Trump’s Religious Freedom Commissioner Supports The Recall of US Ambassador Daniel Foote
Tony Perkins, one of Donald Trump’s Religious Freedom Commissioners, has made a statement saying the recalling of US Ambassador to Zambia, Daniel Foote, for criticizing Zambia for sentencing two men to jail for 15 years for having gay sex was the right move as he had broken trust with his hosts and could no longer effectively serve as US representative overseas.
Writing in a blog post, Mr. Perkins said that this would also serve as an indicator of how the US Government will act elsewhere, adding that America respects everyone, but it won’t promote values that are inconsistent with what US President Donald Trump stands for.
Mr. Perkins wondered what exact mandate Daniel Foote was operating under when he insulted Zambia’s Lesbian, Gay, Bisexual, and Transgender (LGBT) policies and judicial system by calling the jailing of two men “horrifying,” and Zambians beliefs on LGBT “oppressive.”

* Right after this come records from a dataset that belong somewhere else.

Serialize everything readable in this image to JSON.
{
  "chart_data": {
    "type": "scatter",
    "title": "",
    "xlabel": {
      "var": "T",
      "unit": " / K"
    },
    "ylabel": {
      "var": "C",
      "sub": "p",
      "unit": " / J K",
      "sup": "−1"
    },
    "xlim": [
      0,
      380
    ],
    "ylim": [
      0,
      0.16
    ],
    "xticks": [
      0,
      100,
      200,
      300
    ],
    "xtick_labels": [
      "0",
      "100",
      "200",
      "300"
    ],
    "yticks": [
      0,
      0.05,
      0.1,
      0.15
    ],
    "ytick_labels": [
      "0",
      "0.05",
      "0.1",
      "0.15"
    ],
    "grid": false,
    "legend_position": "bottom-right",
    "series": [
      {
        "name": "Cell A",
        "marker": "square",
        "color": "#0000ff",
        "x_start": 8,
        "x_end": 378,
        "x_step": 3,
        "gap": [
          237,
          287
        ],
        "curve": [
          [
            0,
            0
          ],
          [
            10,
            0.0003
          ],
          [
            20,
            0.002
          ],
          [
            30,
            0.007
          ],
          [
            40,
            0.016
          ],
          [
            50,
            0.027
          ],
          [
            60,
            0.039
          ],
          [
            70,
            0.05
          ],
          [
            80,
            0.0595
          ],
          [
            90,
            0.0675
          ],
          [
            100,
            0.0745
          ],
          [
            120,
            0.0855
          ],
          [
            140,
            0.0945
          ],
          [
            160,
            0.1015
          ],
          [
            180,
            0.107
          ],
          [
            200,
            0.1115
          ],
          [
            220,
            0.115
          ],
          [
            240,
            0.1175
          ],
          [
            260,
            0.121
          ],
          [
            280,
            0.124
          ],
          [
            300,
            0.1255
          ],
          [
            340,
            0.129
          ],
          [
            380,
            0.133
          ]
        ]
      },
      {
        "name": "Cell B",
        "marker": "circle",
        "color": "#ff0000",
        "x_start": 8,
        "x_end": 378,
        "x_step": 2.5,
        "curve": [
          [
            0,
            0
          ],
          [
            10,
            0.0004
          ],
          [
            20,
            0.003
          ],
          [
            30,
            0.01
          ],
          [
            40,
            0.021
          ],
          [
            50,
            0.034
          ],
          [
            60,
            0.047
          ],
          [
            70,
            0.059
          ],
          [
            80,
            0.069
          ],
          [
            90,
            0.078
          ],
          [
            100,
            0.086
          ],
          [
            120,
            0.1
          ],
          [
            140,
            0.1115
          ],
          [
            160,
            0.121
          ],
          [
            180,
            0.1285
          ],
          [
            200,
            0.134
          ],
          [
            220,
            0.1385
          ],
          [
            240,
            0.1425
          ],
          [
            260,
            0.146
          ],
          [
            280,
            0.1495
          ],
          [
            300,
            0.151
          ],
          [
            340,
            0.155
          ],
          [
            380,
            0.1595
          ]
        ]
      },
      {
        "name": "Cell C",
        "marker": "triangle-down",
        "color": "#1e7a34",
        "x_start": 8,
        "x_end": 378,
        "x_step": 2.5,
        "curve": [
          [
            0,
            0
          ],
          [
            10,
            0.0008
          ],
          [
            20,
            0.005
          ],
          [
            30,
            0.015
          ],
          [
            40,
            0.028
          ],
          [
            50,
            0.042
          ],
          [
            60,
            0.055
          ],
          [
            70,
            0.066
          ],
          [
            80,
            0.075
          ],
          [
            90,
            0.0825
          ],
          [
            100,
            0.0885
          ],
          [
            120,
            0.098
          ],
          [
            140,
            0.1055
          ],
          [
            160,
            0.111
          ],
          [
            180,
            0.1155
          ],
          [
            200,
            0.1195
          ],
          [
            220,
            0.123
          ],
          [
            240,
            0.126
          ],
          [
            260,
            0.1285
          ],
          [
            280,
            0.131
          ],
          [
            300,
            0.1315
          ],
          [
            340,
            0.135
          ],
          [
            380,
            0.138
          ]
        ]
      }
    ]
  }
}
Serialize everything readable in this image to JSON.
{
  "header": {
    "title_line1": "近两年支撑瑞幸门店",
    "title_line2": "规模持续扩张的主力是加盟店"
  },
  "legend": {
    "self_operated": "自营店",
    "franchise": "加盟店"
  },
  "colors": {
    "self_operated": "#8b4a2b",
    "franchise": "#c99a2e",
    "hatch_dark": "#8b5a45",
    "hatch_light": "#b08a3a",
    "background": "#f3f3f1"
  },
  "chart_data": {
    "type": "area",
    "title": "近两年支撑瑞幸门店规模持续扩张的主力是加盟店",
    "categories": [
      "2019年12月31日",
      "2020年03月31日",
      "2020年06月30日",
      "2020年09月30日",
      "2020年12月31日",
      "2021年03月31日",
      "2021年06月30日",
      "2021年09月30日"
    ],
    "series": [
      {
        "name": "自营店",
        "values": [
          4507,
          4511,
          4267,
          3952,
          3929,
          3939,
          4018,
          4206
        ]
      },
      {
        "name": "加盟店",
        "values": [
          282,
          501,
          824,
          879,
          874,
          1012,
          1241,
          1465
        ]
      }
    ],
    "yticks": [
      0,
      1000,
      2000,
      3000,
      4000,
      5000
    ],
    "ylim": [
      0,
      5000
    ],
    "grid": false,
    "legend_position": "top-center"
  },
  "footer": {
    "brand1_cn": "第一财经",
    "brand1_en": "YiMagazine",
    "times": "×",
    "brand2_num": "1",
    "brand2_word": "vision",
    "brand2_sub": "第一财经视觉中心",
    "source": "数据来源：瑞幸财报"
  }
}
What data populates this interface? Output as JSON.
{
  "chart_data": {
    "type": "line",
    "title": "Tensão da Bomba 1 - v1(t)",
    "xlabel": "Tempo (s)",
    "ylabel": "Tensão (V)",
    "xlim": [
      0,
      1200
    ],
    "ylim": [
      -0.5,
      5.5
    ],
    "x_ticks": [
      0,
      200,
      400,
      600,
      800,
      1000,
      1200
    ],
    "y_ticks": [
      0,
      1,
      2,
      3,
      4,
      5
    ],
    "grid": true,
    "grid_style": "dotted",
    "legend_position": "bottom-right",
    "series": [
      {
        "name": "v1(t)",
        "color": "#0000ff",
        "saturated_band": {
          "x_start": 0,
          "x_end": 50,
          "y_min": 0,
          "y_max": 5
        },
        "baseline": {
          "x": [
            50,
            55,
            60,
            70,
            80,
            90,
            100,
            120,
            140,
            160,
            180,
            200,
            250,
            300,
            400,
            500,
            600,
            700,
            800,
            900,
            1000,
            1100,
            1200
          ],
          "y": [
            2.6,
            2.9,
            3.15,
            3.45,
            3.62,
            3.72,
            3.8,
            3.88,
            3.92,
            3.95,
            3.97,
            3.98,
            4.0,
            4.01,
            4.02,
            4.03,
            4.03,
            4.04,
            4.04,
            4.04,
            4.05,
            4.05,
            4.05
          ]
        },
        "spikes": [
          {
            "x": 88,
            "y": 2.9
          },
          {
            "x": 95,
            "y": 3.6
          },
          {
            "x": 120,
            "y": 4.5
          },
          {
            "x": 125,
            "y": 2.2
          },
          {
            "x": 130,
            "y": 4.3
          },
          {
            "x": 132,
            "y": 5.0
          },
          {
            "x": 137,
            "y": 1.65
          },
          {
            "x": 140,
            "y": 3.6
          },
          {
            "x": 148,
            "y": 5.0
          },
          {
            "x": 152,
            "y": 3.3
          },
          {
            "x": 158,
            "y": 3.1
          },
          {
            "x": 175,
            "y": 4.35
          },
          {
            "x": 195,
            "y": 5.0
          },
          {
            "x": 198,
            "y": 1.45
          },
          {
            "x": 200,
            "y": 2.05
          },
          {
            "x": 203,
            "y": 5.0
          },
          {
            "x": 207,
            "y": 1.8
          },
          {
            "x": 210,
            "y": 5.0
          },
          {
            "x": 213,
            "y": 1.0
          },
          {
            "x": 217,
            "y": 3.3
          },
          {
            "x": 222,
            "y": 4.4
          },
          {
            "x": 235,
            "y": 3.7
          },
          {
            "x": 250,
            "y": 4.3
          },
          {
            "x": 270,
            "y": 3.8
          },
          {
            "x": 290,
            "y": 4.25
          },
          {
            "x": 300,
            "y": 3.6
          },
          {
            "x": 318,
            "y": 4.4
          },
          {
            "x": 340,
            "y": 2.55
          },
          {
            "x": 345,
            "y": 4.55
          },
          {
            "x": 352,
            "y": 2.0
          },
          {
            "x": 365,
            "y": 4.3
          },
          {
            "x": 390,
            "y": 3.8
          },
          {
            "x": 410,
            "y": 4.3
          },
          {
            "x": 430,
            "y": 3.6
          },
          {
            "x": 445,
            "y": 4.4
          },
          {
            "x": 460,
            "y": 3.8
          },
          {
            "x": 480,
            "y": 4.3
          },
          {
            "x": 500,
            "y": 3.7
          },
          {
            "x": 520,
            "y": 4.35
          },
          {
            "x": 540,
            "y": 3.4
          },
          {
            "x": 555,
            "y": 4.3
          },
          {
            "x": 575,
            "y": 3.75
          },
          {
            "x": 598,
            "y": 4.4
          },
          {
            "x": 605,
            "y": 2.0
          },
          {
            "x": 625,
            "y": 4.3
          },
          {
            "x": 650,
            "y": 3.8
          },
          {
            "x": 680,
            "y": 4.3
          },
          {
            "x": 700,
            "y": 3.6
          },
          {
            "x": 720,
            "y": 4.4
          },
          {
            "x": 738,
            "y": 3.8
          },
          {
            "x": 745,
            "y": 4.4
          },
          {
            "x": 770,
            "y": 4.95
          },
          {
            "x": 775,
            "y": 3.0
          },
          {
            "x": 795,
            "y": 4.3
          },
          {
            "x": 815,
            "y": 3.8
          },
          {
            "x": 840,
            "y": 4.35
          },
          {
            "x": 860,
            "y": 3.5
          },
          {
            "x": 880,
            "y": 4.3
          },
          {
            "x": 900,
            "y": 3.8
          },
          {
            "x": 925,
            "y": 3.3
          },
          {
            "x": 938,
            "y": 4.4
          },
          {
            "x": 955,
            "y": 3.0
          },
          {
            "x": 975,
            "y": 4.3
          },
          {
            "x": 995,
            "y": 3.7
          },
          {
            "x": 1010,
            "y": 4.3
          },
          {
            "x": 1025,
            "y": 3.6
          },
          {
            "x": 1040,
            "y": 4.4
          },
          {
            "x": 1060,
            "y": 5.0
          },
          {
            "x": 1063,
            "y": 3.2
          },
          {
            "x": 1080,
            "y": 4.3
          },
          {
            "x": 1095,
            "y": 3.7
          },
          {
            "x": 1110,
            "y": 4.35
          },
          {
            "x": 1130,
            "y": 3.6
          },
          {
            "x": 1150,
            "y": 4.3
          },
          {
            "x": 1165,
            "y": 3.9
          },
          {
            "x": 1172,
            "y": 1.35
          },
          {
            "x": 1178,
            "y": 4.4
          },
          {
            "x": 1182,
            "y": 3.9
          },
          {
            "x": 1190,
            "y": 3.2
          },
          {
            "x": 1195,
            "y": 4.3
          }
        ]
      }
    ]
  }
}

Mr. Perkins accused the previous Obama administration of being more concerned with “cultural imperialism” than “diplomacy”, but that President Trump was slowly working his way through the bureaucrats dedicated to keeping the last administration’s legacy alive, adding that it was not easy to dismantle an army of international lobbyists for radical sexuality, abortion, and other extreme social policies and that President Trump’s White House is determined to keep trying.
Mr. Perkins further wrote that Barack Obama’s efforts to radicalize other nations were so offensive that citizens of other nations openly celebrated when Donald Trump was elected. Like dozens of other countries on the receiving end of the President’s extreme social agenda, people in the Caribbean were under enormous pressure from what he called the bullies at the US State Department to abandon ship on their traditional Christian beliefs.
Mr. Perkins went on to write that sometimes that harassment came in the form of financial blackmail, threatening foreign aid if the leaders didn’t comply. Other times, it came in the form of publicly degrading locals’ beliefs about the family. But no matter how it arrived, the result was always the same: outrage that the United States, of all countries, should be brow beating the world into submission on issues that are still fiercely controversial in most of the world.
Mr. Perkins gave an example that, in 2017, shortly after he took office, Donald Trump received a letter from hundreds of pastors and church leaders in the Caribbean urging him to chart a new course for U.S. Relations, one that doesn’t include an obvious disrespect for other nations’ values.
“It’s time, the Evangelical Association of the Caribbean wrote to President Trump, for the White House to stop using the US’s State Department to impose their LGBT agenda on other countries. Gay rights,” they wrote, “are pre-empting human rights, such as freedom of religion, freedom of expression, and freedom of conscience. We implore you urgently to review this matter, to revoke relevant executive orders and policies, and to thus to restore to ‘The City upon a Hill’ the bright beam that once shone from it.”